Autoimmune disease and ALS
Some autoimmune disorders are associated with a small increase in the risk of later developing ALS, reports a team of researchers at Oxford University in the United Kingdom. In a study using hospital records spanning from 1999 through 2011, Michael Goldacre and colleagues found that there were significantly more cases than expected of ALS associated with a prior diagnosis of the autoimmune disorders asthma, celiac disease, younger-onset diabetes (younger than 30 years), multiple sclerosis, myasthenia gravis (MG), myxedema, polymyositis (PM), Sjögren syndrome, lupus and ulcerative colitis.
The results, published online Aug. 14, 2013, in Neurology, may provide support to the hypothesis that dysregulation of the immune system plays a role in ALS, but a direct causal link between autoimmune mechanisms and development of ALS remains unclear. The team notes that the link between some autoimmune conditions and ALS suggests the possibility of shared genetic or environmental risk factors.

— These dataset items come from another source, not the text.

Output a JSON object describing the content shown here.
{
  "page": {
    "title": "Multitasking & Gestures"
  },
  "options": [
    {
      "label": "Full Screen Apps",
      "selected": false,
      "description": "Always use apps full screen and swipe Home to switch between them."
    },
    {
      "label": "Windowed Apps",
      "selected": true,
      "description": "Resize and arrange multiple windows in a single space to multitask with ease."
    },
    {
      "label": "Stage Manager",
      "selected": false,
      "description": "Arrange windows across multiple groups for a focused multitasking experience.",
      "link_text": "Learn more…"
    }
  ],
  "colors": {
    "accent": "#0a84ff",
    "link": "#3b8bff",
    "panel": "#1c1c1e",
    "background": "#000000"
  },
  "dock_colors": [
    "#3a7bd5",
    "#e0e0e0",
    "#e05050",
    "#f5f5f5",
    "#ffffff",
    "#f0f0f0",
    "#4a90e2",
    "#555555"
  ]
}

Power of induced pluripotent stem cells
Induced pluripotent stem cells (iPSCs) are adult cells that have been genetically reprogrammed back to a stem-cell-like state, where they can then be coaxed along a desired path of development to become a specific cell type — one of the most promising of which is motor neurons.
Clive Svendsen, director of the Regenerative Medicine Institute at Cedars-Sinai Medical Center in Los Angeles, reviews the potential for iPSCs to advance knowledge of human disease and potential treatments, including in such areas as disease modeling and target identification for therapy development. See Back to the Future: How Human Induced Pluripotent Stem Cells Will Transform Regenerative Medicine, published Aug. 20, 2013, in Human Molecular Genetics. For more about the use of stem cells in ALS research, read blog posts by Svendsen in Stem Cells and Hope in ALS, Part 1 and Part 2.
ALS TDI partners with Anida Pharma
The nonprofit biotech ALS Therapy Development Institute (ALS TDI) announced in a Sept. 10, 2013, press release that it has entered into a research partnership with Anida Pharma Inc. to investigate a potential treatment for ALS. Under the terms of the agreement with Anida, ALS TDI will test whether treatment with the compound Neuroprotectin D1 (NPD1) has any functional benefit in the SOD1 research mouse model of ALS. NPD1, also referred to as Protectin D1 (PD1), helps control neuroinflammation and prevent cell death, but also has trophic (nourishing) effects. MDA and ALS TDI have maintained a strategic research partnership since January 2007, creating the largest ALS drug discovery project in history.